1 pound spinach fettuccine
2 carrots, peeled
2 medium zucchini
2 tablespoons extra virgin olive oil (EVOO)
2 tablespoons butter
2 shallots, thinly sliced
2 cloves garlic, finely chopped
1 cup frozen green peas
1/2 cup dry white wine
1 cup vegetable stock or chicken stock
Freshly ground black pepper
1/2 cup grated Parmigiano Reggiano cheese, plus some to pass at table
1/4 cup flat leaf parsley, chopped (a generous handful)
In a large pot, bring water for the pasta to a boil. Salt the water, add the pasta and cook to al dente, about 7-8 minutes. Use a vegetable peeler to make ribbons of carrot and zucchini by keeping the vegetables flat on the counter and running the peeler along the length of the vegetable. Drop the carrots and zucchini into the pasta water for the last 4 minutes of cooking time.

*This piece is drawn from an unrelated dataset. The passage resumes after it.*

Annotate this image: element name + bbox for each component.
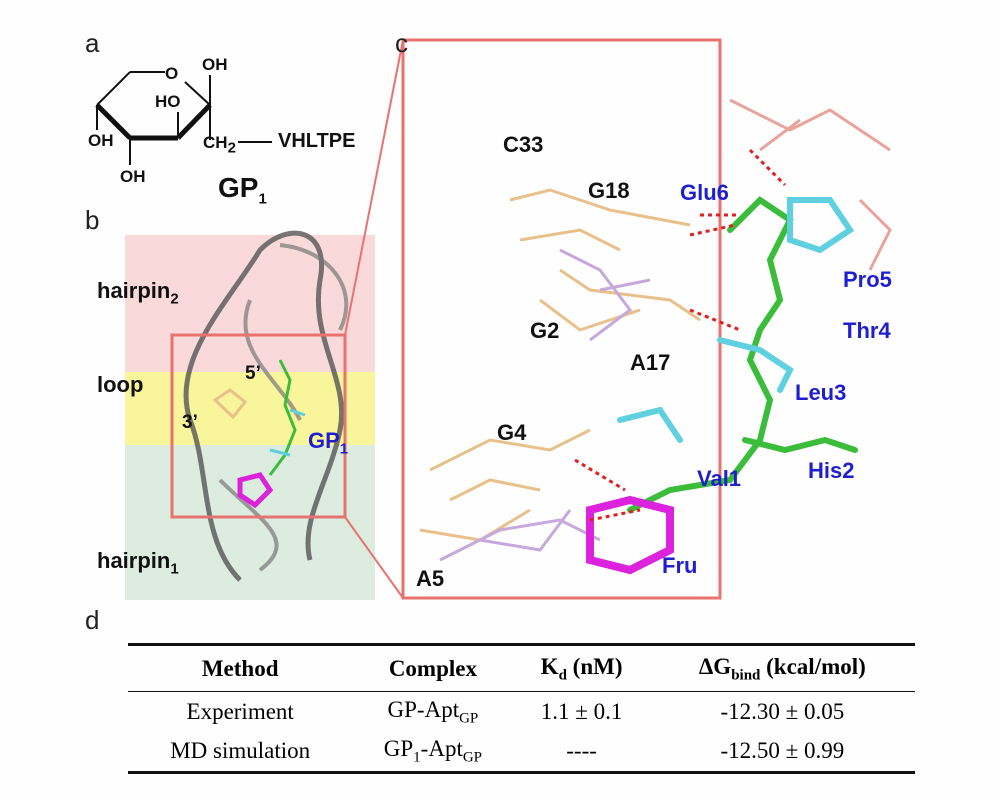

Heat a medium size skillet over medium heat with the EVOO and butter. Sauté the shallots and garlic for 3-4 minutes, then add the peas and heat through, 2 minutes. Stir in the wine, reduce for 30 seconds and stir in the stock. Toss the drained pasta and vegetables with the sauce. Season with salt and pepper and combine with the cheese and parsley.